Oleh: Yunanto
MEMOonline.co.id - Merasa tidak nyaman karena dilecehkan, itu hal wajar. Tersinggung, marah, menyatakan tidak terima karena dilecehkan, merupakan reaksi yang manusiawi pula.
Sederet rasa tidak mengenakkan tersebut merupakan indikator kesehatan nalar.
Maka setiap manusia yang sehat daya nalarnya pastilah punya harga diri. Nalar sehat itu pula yang "menjaga" harga diri dari segala bentuk tindakan destruktif.
Hanya manusia kurang waras yang tidak perduli pada harga dirinya. Lebih parah lagi, hanya orang tidak waras yang tidak punya harga diri. Itulah orang sakit jiwa (gila). Dibebaskan dari segala sanksi pidana meski terbukti melakukan tindak pidana pembunuhan sekalipun (Pasal 44 KUHP).

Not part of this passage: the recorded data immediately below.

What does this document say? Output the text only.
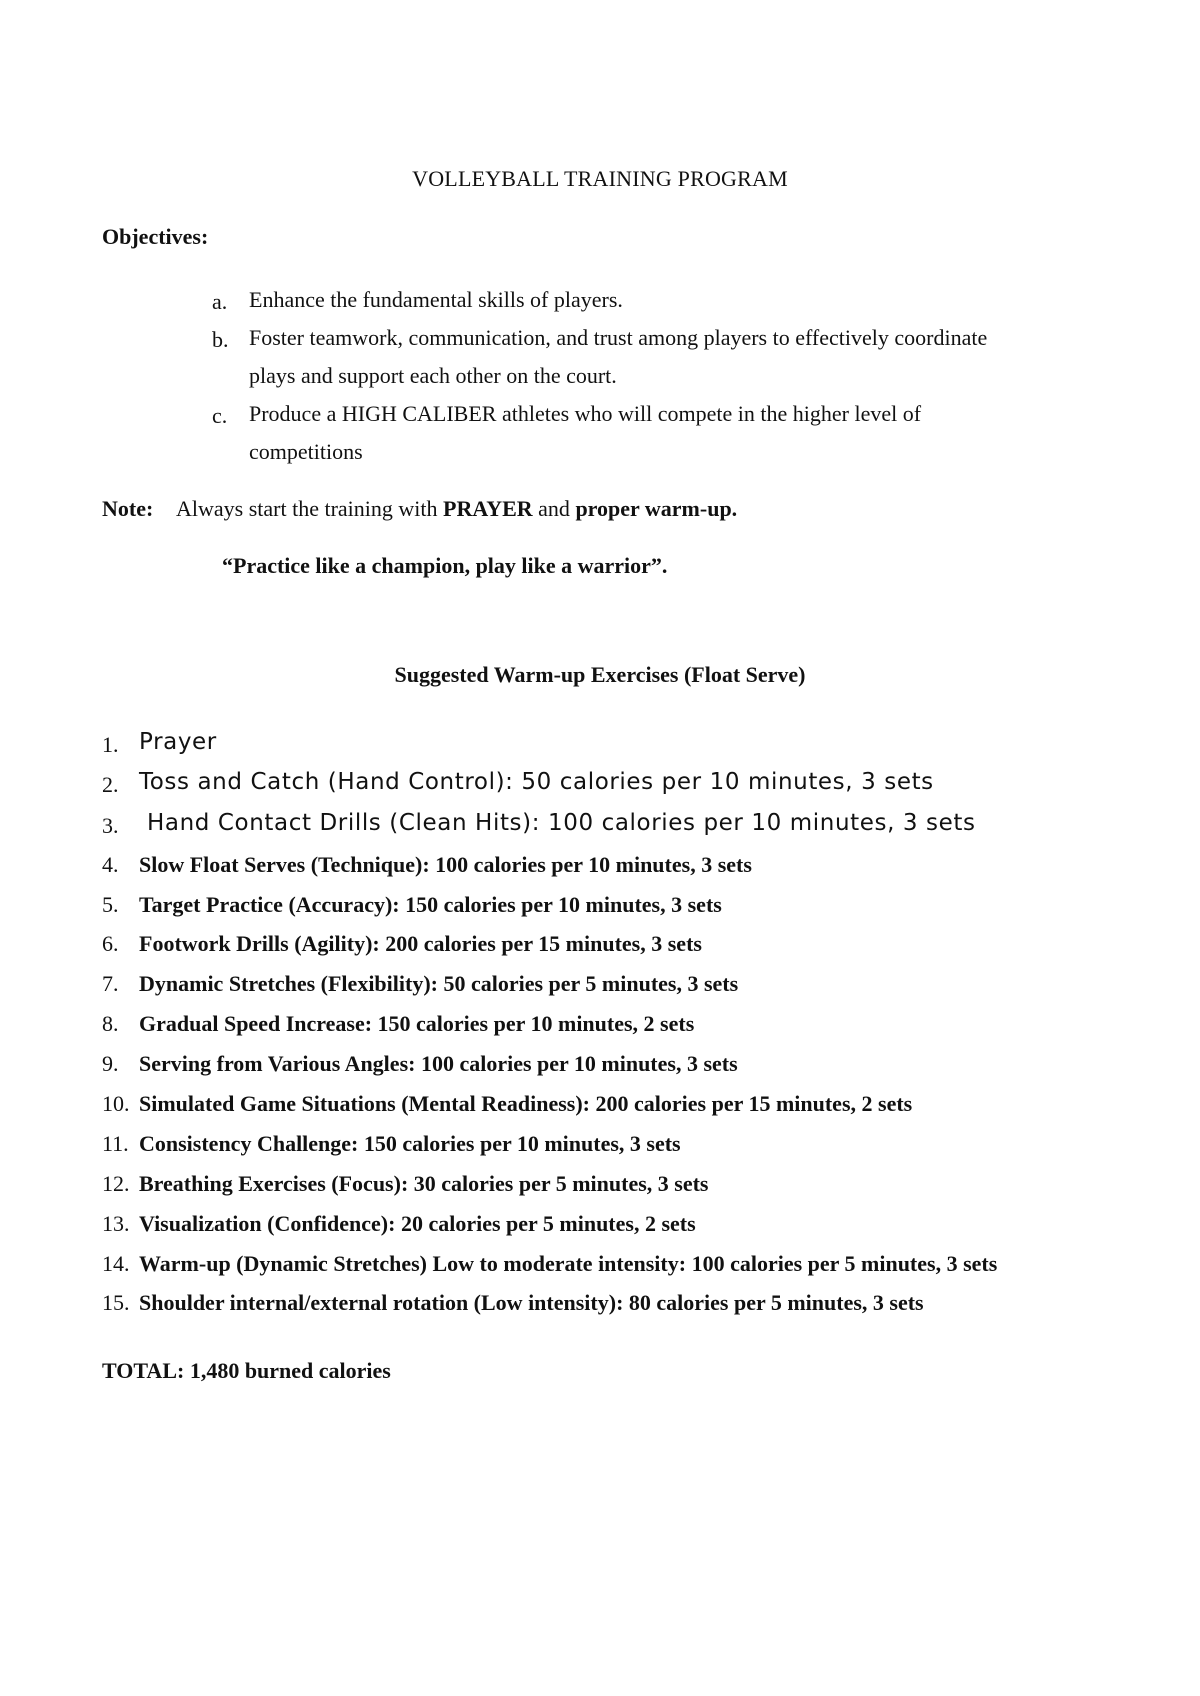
VOLLEYBALL TRAINING PROGRAM
Objectives:
a. Enhance the fundamental skills of players.
b. Foster teamwork, communication, and trust among players to effectively coordinate
plays and support each other on the court.
c. Produce a HIGH CALIBER athletes who will compete in the higher level of
competitions
Note: Always start the training with PRAYER and proper warm-up.
“Practice like a champion, play like a warrior”.
Suggested Warm-up Exercises (Float Serve)
1. Prayer
2. Toss and Catch (Hand Control): 50 calories per 10 minutes, 3 sets
3. Hand Contact Drills (Clean Hits): 100 calories per 10 minutes, 3 sets
4. Slow Float Serves (Technique): 100 calories per 10 minutes, 3 sets
5. Target Practice (Accuracy): 150 calories per 10 minutes, 3 sets
6. Footwork Drills (Agility): 200 calories per 15 minutes, 3 sets
7. Dynamic Stretches (Flexibility): 50 calories per 5 minutes, 3 sets
8. Gradual Speed Increase: 150 calories per 10 minutes, 2 sets
9. Serving from Various Angles: 100 calories per 10 minutes, 3 sets
10. Simulated Game Situations (Mental Readiness): 200 calories per 15 minutes, 2 sets
11. Consistency Challenge: 150 calories per 10 minutes, 3 sets
12. Breathing Exercises (Focus): 30 calories per 5 minutes, 3 sets
13. Visualization (Confidence): 20 calories per 5 minutes, 2 sets
14. Warm-up (Dynamic Stretches) Low to moderate intensity: 100 calories per 5 minutes, 3 sets
15. Shoulder internal/external rotation (Low intensity): 80 calories per 5 minutes, 3 sets
TOTAL: 1,480 burned calories
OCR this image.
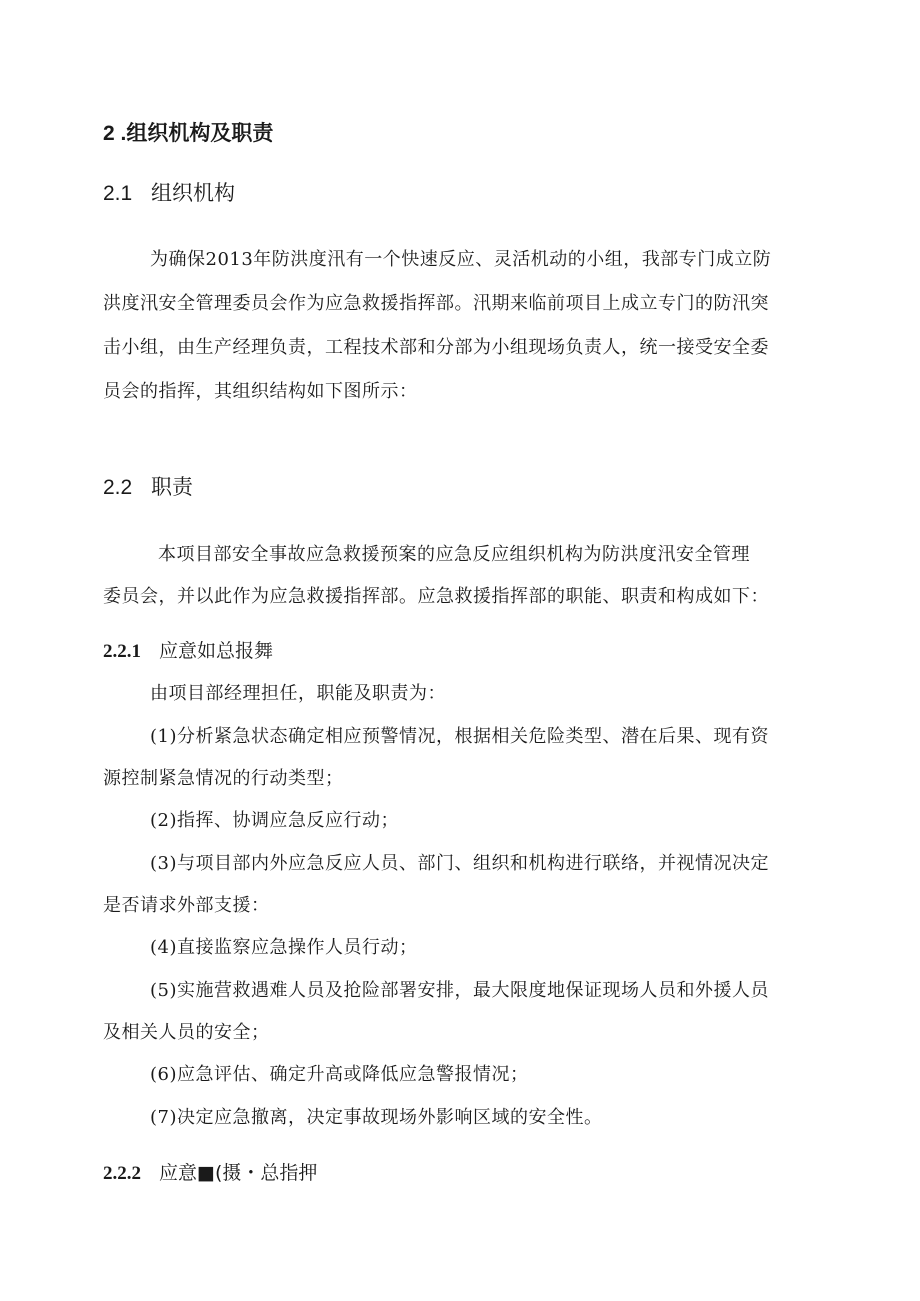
2 .组织机构及职责
2.1 组织机构
为确保2013年防洪度汛有一个快速反应、灵活机动的小组，我部专门成立防
洪度汛安全管理委员会作为应急救援指挥部。汛期来临前项目上成立专门的防汛突
击小组，由生产经理负责，工程技术部和分部为小组现场负责人，统一接受安全委
员会的指挥，其组织结构如下图所示：
2.2 职责
本项目部安全事故应急救援预案的应急反应组织机构为防洪度汛安全管理
委员会，并以此作为应急救援指挥部。应急救援指挥部的职能、职责和构成如下：
2.2.1 应意如总报舞
由项目部经理担任，职能及职责为：
(1)分析紧急状态确定相应预警情况，根据相关危险类型、潜在后果、现有资
源控制紧急情况的行动类型；
(2)指挥、协调应急反应行动；
(3)与项目部内外应急反应人员、部门、组织和机构进行联络，并视情况决定
是否请求外部支援：
(4)直接监察应急操作人员行动；
(5)实施营救遇难人员及抢险部署安排，最大限度地保证现场人员和外援人员
及相关人员的安全；
(6)应急评估、确定升高或降低应急警报情况；
(7)决定应急撤离，决定事故现场外影响区域的安全性。
2.2.2 应意■(摄・总指押
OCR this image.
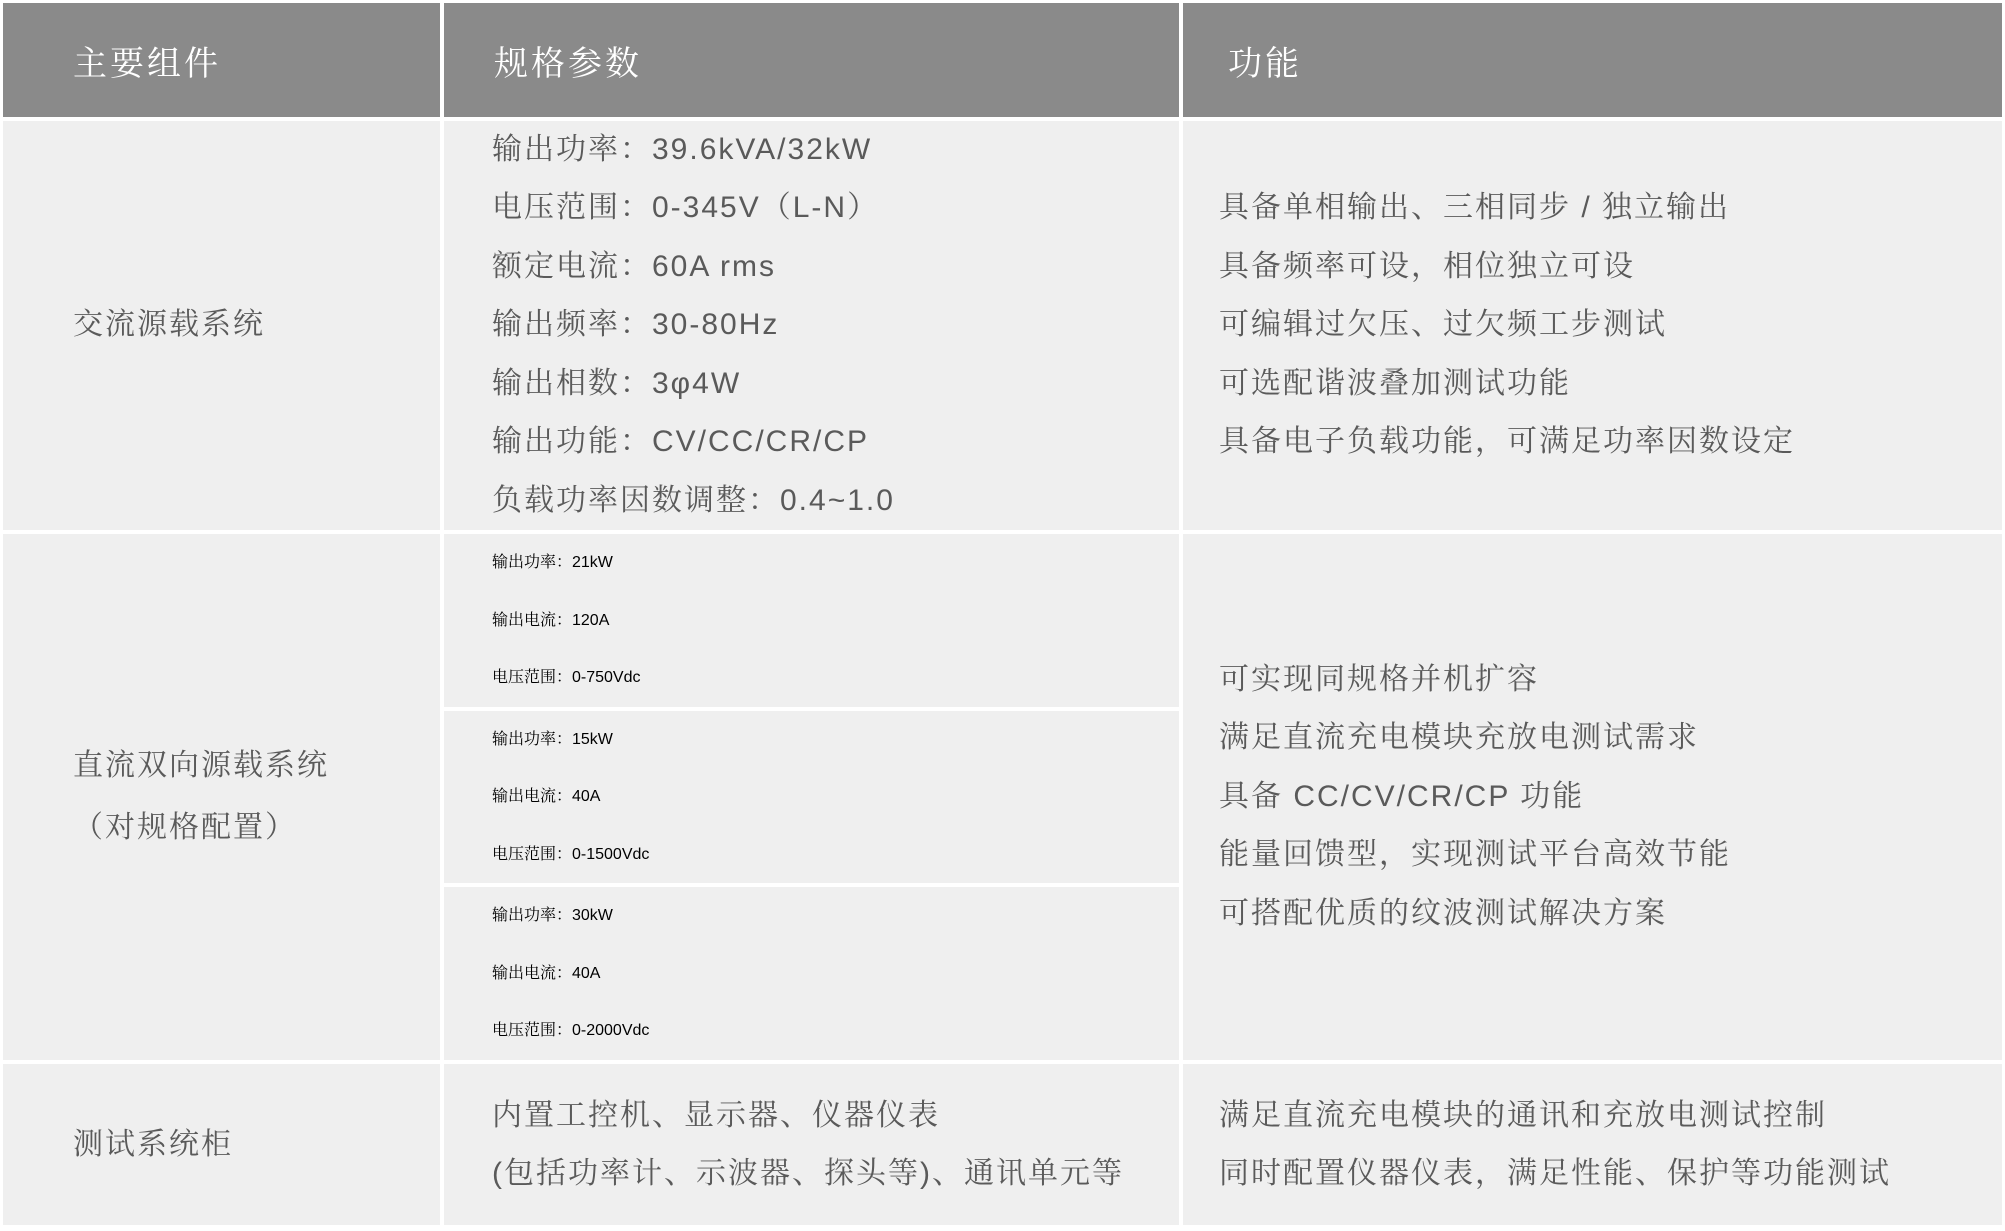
主要组件	规格参数	功能
交流源载系统
输出功率：39.6kVA/32kW
电压范围：0-345V（L-N）
额定电流：60A rms
输出频率：30-80Hz
输出相数：3φ4W
输出功能：CV/CC/CR/CP
负载功率因数调整：0.4~1.0
具备单相输出、三相同步 / 独立输出
具备频率可设，相位独立可设
可编辑过欠压、过欠频工步测试
可选配谐波叠加测试功能
具备电子负载功能，可满足功率因数设定
直流双向源载系统
（对规格配置）
输出功率：21kW
输出电流：120A
电压范围：0-750Vdc
输出功率：15kW
输出电流：40A
电压范围：0-1500Vdc
输出功率：30kW
输出电流：40A
电压范围：0-2000Vdc
可实现同规格并机扩容
满足直流充电模块充放电测试需求
具备 CC/CV/CR/CP 功能
能量回馈型，实现测试平台高效节能
可搭配优质的纹波测试解决方案
测试系统柜
内置工控机、显示器、仪器仪表
(包括功率计、示波器、探头等)、通讯单元等
满足直流充电模块的通讯和充放电测试控制
同时配置仪器仪表，满足性能、保护等功能测试
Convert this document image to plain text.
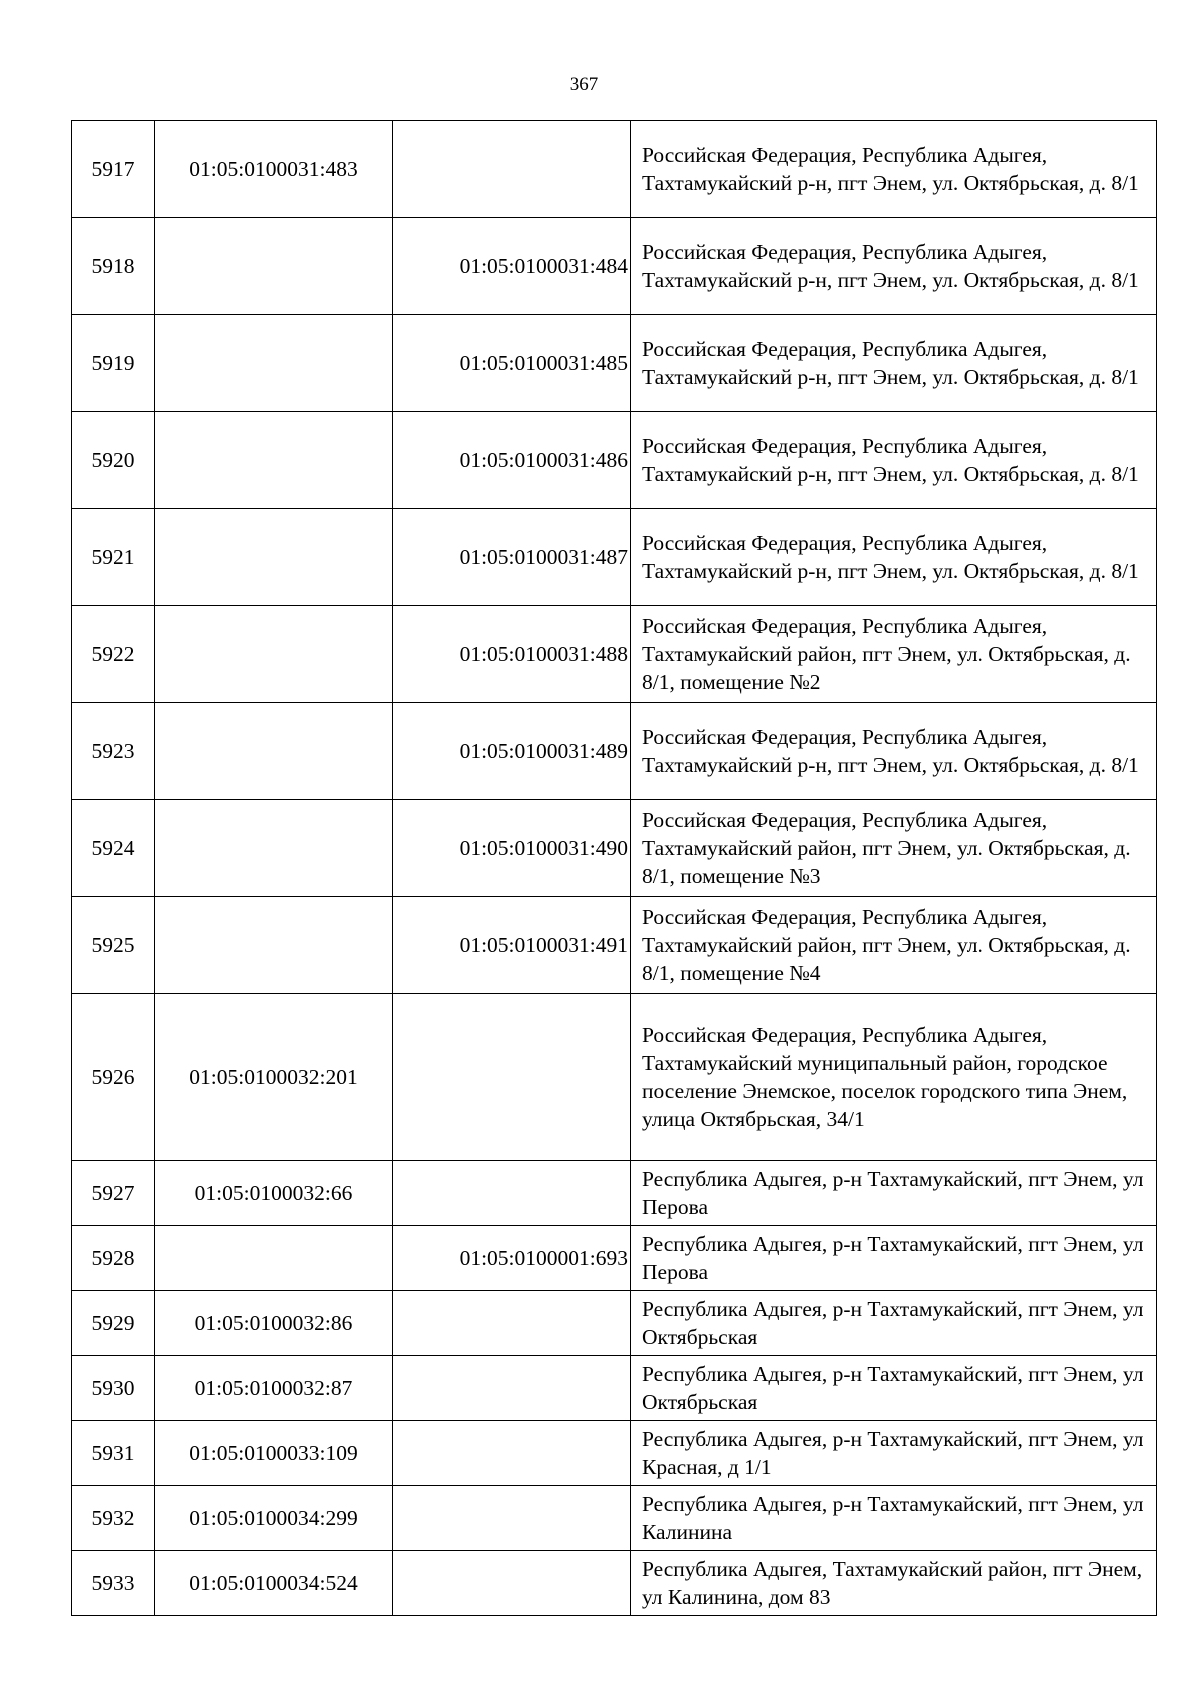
367
5917	01:05:0100031:483		Российская Федерация, Республика Адыгея, Тахтамукайский р-н, пгт Энем, ул. Октябрьская, д. 8/1
5918		01:05:0100031:484	Российская Федерация, Республика Адыгея, Тахтамукайский р-н, пгт Энем, ул. Октябрьская, д. 8/1
5919		01:05:0100031:485	Российская Федерация, Республика Адыгея, Тахтамукайский р-н, пгт Энем, ул. Октябрьская, д. 8/1
5920		01:05:0100031:486	Российская Федерация, Республика Адыгея, Тахтамукайский р-н, пгт Энем, ул. Октябрьская, д. 8/1
5921		01:05:0100031:487	Российская Федерация, Республика Адыгея, Тахтамукайский р-н, пгт Энем, ул. Октябрьская, д. 8/1
5922		01:05:0100031:488	Российская Федерация, Республика Адыгея, Тахтамукайский район, пгт Энем, ул. Октябрьская, д. 8/1, помещение №2
5923		01:05:0100031:489	Российская Федерация, Республика Адыгея, Тахтамукайский р-н, пгт Энем, ул. Октябрьская, д. 8/1
5924		01:05:0100031:490	Российская Федерация, Республика Адыгея, Тахтамукайский район, пгт Энем, ул. Октябрьская, д. 8/1, помещение №3
5925		01:05:0100031:491	Российская Федерация, Республика Адыгея, Тахтамукайский район, пгт Энем, ул. Октябрьская, д. 8/1, помещение №4
5926	01:05:0100032:201		Российская Федерация, Республика Адыгея, Тахтамукайский муниципальный район, городское поселение Энемское, поселок городского типа Энем, улица Октябрьская, 34/1
5927	01:05:0100032:66		Республика Адыгея, р-н Тахтамукайский, пгт Энем, ул Перова
5928		01:05:0100001:693	Республика Адыгея, р-н Тахтамукайский, пгт Энем, ул Перова
5929	01:05:0100032:86		Республика Адыгея, р-н Тахтамукайский, пгт Энем, ул Октябрьская
5930	01:05:0100032:87		Республика Адыгея, р-н Тахтамукайский, пгт Энем, ул Октябрьская
5931	01:05:0100033:109		Республика Адыгея, р-н Тахтамукайский, пгт Энем, ул Красная, д 1/1
5932	01:05:0100034:299		Республика Адыгея, р-н Тахтамукайский, пгт Энем, ул Калинина
5933	01:05:0100034:524		Республика Адыгея, Тахтамукайский район, пгт Энем, ул Калинина, дом 83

Begitu pula galibnya harga diri dalam sosok yang berprofesi sebagai wartawan, jurnalis. Hakikatnya sama dengan sosok pada profesi lain. Manakala merasa profesinya telah dilecehkan, wajar saja "menggeliat". Mereaksi dengan melakukan "tangkisan", bahkan "serangan balik".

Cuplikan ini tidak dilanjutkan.